The Art of Regret
Jasper Johns' recent works at the Museum of Modern Art
Summer pleasures are plentiful, but the Museum of Modern Art is providing an unexpected one in a relatively small, but impressive exhibition of an American master. Catch it in its last remaining days.
Jasper Johns: Regrets, on view through September 1, gives viewers a chance to revisit, rethink and re-engage with an iconic artist. Johns is still creating vibrant, thoughtful new work in his 84th year, and this powerful collection gives an intriguing view of the artist's process.
Two galleries in the museum, introduced by a recent photograph of Johns, hard at work, are filled with two large paintings, 10 complex drawings, and two prints, each presented in a variety of states. One of the prints was completed in over 15 states. All of the work in the show was created over the last year and a half. A case holds two of the artist's working copper plates, which also offer a rare perspective on the process.
The large-scale paintings, abstractions in blues and greys with horizontal and diagonal lines and bands, are offset by bright shapes popping out in primary colors. A densely worked and mysterious watercolor painting echoes some of the same shapes, but with an entirely distinct feeling. A face seems to hover just past recognition. A rectangle is framed, but it's not clear what it's meant to frame.
Even non-representational art represents something. Conceptual art represents a concept. Time-based art represents a process. Jasper Johns's work often re-presents representations. Numbers stand for quantities. Maps depict locations. Flags represent political entities. Johns' work includes numbers, but without telling what's being counted. It includes maps and flags, but doesn't provide a key for deciphering them. His iconography is personal and enigmatic.
Curators Ann Temkin and Christophe Cherix, who worked with Johns on the exhibition, provide clues as to how to approach these works. Johns, they tell us, encountered a photograph in a catalogue that caught his eye. It was worn and damaged, and depicted the artist, Lucien Freud, sitting with his head down, his hand holding his forehead. Johns responded to the photograph's compositional elements as well as its emotional resonances in fascinating ways.
The figure, once pointed out, can be perceived in the works, but only with difficulty. Complex lines and brushstrokes obscure the outline; monochromatic tones further the effect. An area of damage in the photograph replaces the figure as the central element. But, without the crucial keys provided by the curators, the shape is just a silhouette of an unknown form.
Regrets, the title of the exhibition, is derived from a stamp that Johns had produced some years ago. Constantly receiving requests and invitations of all kinds, from all over, he found it expedient to just return them stamped with the response, "Regrets, Jasper Johns." It's hard to imagine that the downward facing pose of an artist, bowing with his head in his hands didn't suggest another form of regrets. But that's a key that was not given.

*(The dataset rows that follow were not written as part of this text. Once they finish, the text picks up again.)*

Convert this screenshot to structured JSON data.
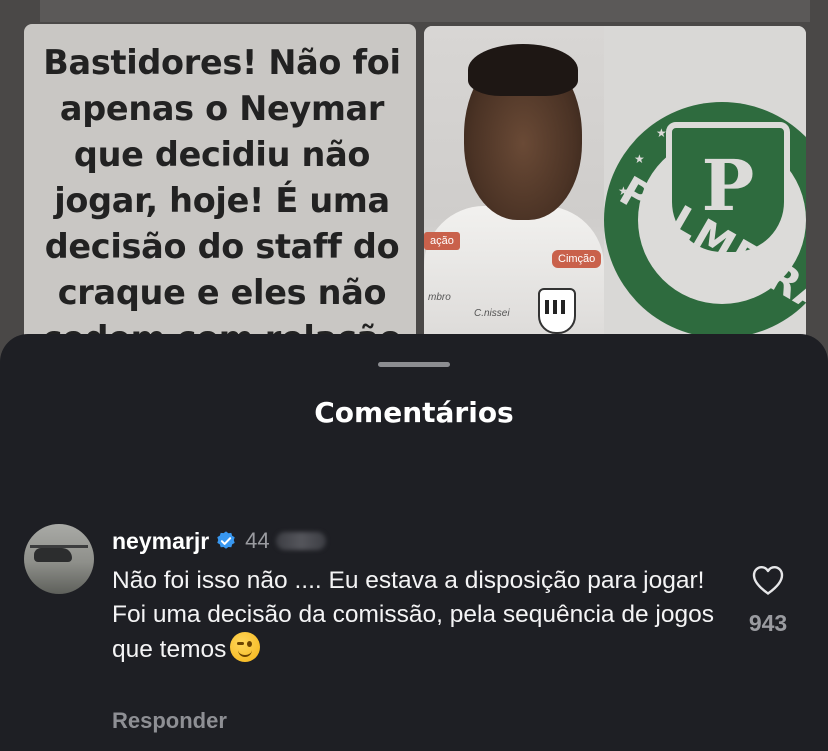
{
  "post": {
    "text_card": "Bastidores! Não foi apenas o Neymar que decidiu não jogar, hoje! É uma decisão do staff do craque e eles não cedem com relação",
    "image": {
      "sponsor_left": "ação",
      "sponsor_right": "Cimção",
      "shirt_brand": "mbro",
      "shirt_partner": "C.nissei",
      "crest_letter": "P",
      "crest_name": "PALMEIRAS"
    }
  },
  "sheet": {
    "title": "Comentários"
  },
  "comment": {
    "username": "neymarjr",
    "verified": true,
    "timestamp": "44",
    "text": "Não foi isso não .... Eu estava a disposição para jogar! Foi uma decisão da comissão, pela sequência de jogos que temos",
    "emoji_icon": "winking-face-emoji",
    "like_count": "943",
    "reply_label": "Responder"
  },
  "colors": {
    "sheet_background": "#1e1f24",
    "verified_badge": "#3897f0",
    "crest_green": "#2e6b3e"
  }
}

Jasper Johns' stature in the art world is hard to overstate. Major museums include him in their permanent collections, and regularly display important pieces along with the work of other modern masters. But, often, one will encounter a few pieces. Great works, but not in great number. The thoughtfully composed selections in Regrets give audiences the chance to consider a significant number of cohesive, recent works.
Curator Cherix said, previewing the exhibition, that the museum hoped "to give the viewer the opportunity to understand not only a new body of work, but how this body of work was developed. From one drawing to a painting to a print, again to a painting, and then again to a print, and so on," which, he added, is "something which is very typical of Jasper Johns' work."
In the exhibition, imagery echoes across media. Watercolor and oil express related thoughts in very different ways. Visual and conceptual densities are achieved by working and reworking the same motifs. It's a fascinating glimpse in to the way a highly evolved artist works things out to his final satisfaction.
We are given the chance to consider the personal iconography Johns has developed and through which his art speaks. The works hold symbols that are obvious-numbers or figures-which become mysterious as they are obscured, painted over, scratched out or buried. When the everyday, recognizable qualities of things are removed or replaced, when the obvious now holds mysteries, art has taken place.